Professor of Mathematics Natalie Priebe Frank.Photo: Karl Rabe

Another student, Nora Culik ’20, actually did publish. Culik did a complete edit of a textbook on fractals Frank wrote several years ago and used as a reference for the class, then published it online.

Frank said this class was particularly suited to the distance learning necessitated by the coronavirus pandemic. In fact, she said, there were times when the screen-sharing feature of Zoom turned out to be very helpful. “We just did live coding together,” she said. “It was enormously helpful for coding and debugging.”

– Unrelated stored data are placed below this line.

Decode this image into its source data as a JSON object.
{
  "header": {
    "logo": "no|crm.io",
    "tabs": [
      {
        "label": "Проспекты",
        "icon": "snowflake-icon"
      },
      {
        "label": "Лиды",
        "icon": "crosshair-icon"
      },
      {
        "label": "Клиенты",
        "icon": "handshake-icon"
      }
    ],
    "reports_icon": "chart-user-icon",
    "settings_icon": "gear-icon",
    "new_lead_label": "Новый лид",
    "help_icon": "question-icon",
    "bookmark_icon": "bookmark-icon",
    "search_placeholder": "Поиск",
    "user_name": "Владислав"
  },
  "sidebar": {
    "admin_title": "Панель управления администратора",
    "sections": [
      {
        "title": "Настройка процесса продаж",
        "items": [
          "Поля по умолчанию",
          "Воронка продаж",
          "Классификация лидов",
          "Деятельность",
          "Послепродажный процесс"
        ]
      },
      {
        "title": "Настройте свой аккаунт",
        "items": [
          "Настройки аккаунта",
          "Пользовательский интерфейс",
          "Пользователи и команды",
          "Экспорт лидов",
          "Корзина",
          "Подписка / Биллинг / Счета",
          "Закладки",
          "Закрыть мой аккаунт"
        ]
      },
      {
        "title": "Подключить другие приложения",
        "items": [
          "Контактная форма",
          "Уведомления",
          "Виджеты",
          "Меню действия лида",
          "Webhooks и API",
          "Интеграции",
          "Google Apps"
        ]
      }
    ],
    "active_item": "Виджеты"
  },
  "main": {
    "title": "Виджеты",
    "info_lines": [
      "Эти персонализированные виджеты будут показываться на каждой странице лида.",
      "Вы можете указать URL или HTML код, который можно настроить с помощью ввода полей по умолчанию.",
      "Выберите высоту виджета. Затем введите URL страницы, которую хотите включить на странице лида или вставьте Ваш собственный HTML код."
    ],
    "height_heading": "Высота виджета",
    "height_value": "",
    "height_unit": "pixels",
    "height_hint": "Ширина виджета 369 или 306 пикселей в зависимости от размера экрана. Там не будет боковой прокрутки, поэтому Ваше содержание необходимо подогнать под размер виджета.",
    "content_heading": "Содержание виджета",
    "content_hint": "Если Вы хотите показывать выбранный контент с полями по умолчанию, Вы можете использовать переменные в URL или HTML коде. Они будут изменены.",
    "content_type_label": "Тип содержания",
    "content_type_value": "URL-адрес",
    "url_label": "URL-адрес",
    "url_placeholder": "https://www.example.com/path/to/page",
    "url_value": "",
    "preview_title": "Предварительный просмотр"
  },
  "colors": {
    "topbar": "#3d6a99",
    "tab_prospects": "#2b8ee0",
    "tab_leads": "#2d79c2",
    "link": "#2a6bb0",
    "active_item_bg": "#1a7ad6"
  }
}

Still, not everything went smoothly. One student lost crucial access to Vassar’s 3-D printers when he had to return home and another lost contact with the class for a while after moving back to China. But even when she couldn’t reach her students, Frank took comfort in knowing that wherever they had landed, they were still doing the work the class had started together. “There was some dropping off, but at the end of the day, they were doing math, they were pursuing a question, a thing that was theirs, that they were creating, that they owned,” she said. “That really, really made me feel wonderful.”